“Few things on earth are as misunderstood as women, food, and hormones,” writes Sara Gottfried, MD, the director of precision medicine at the Marcus Institute of Integrative Health and the clinical assistant professor of integrative medicine and nutritional sciences at Sidney Kimmel Medical College at Thomas Jefferson University in Pennsylvania. Dr. Gottfried is also the author of Women, Food, and Hormones: A Four-Week Plan to Achieve Hormonal Balance, Lose Weight, and Feel Like Yourself Again.

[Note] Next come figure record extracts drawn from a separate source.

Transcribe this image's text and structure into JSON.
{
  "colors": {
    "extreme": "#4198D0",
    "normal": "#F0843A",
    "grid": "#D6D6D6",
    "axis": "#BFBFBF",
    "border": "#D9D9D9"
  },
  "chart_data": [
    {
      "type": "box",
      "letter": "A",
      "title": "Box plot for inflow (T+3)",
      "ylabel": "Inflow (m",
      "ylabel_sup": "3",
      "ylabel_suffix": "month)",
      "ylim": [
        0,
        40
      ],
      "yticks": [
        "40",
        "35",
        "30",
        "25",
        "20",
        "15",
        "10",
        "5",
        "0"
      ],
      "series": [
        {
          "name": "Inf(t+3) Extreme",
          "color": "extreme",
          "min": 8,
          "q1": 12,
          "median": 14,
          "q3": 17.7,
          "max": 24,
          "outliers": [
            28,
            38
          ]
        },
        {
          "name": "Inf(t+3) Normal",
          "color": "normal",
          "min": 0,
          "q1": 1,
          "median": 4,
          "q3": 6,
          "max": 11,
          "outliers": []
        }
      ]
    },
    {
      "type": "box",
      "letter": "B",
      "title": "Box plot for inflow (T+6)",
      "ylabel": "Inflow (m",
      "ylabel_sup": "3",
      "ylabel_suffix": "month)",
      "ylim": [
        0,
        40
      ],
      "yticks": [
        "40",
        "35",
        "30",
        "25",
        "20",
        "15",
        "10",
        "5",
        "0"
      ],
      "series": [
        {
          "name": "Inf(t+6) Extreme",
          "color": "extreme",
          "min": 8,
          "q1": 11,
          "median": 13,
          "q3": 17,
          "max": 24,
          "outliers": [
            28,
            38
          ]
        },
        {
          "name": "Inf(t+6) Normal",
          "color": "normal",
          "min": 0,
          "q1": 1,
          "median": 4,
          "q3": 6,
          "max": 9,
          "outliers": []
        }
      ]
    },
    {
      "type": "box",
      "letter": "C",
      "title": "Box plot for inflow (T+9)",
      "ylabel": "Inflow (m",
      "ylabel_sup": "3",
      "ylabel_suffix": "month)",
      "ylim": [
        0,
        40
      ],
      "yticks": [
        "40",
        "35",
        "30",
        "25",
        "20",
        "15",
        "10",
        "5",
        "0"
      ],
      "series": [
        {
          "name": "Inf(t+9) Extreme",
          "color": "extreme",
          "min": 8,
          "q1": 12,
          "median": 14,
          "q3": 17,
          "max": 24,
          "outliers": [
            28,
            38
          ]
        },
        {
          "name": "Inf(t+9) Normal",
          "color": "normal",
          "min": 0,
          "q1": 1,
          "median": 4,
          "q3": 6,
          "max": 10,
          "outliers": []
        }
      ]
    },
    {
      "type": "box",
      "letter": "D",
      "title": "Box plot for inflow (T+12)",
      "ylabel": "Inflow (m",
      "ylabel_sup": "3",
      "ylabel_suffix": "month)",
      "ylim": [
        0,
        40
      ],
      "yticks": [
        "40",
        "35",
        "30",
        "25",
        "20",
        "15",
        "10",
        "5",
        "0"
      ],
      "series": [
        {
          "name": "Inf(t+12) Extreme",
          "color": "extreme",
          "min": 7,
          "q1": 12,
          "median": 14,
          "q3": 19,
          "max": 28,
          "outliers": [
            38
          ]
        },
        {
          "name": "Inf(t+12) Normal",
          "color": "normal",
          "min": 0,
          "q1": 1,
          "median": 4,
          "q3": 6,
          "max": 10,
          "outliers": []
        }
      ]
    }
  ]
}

She has a deeply personal interest in her subject: “I come to this topic as a doctor and scientist, but also as a case study . . . I wrestled with my weight because my levels of testosterone, growth hormone, estrogen, and progesterone were too low, and my insulin and cortisol were too high.”
So how do we know if our hormones are out of whack? Fortunately, Dr. Gottfried has a Metabolic Hormone Questionnaire along with a Testosterone Questionnaire and a Growth Hormone Questionnaire we can take to clue us in on what might be wrong.
And even more fortunately, our hormonal imbalances can mostly be fixed with food. She tells us, “We now know what works to resolve hormone imbalances, especially in women over the age of thirty-five. The key is to begin with food, because what you eat is the backbone of every hormone you make.”
To that end, she designed the Gottfried Protocol, a modified ketogenic diet paired with detoxification and intermittent fasting. Her Protocol isn’t easy—it requires constant measuring and testing—but it is all-natural.
The ketogenic diet reduces sugar and carbohydrates in your diet and replaces them with fat. When your body runs out of sugar to burn for energy, it begins to burn fat instead. It does this by triggering the liver to release ketones. “Getting your body to flip the switch from burning carbohydrates to burning fat offers fascinating health benefits: mental focus, better memory and attention, less inflammation, and . . . weight loss,” writes Dr. Gottfried.
But even though the classic ketogenic diet works well for men, women tend not to do so well on it. The Gottfried Protocol is designed specifically for women.
To follow the Protocol:
1. Begin with a detoxification process.
2. Restrict carbs the most at the beginning of the diet to signal your body that it’s time to burn fat.
3. Follow a modified ketogenic diet for four weeks while testing the ketone levels in your blood, weighing your food, weighing yourself, and measuring your waistline daily.
4. Increase slow-burning carbs slightly and stay on a modified Mediterranean diet thereafter.
5. Return to the Gottfried Protocol every year or every 6 months depending on how often you need it.
Tips for following the Protocol:
1. Beware of habits and memories around food that might make it hard for you to change your diet.
2. Make lunch the main meal of the day.
3. Stop eating 3 hours before bedtime and don’t eat for 13-16 hours after that.
4. Aim for 5-10% carbs, 20% protein (from nuts, free-range poultry and eggs, grass-fed beef, and wild-caught fish), and 70% healthy fats (mostly plant-based from nuts, avocados, olive oil, seeds, coconut oil, and MCT oil).
5. Be careful with portion sizes and don’t eat too much protein.
6. Avoid alcohol—it will block fat burning.
7. Go big on veggies (especially leafy greens, cauliflower, broccoli, asparagus, eggplant, mushrooms, bell peppers, onions, garlic, zucchini); small on fruit.
8. Use dairy with care: stick to butter and hard cheeses.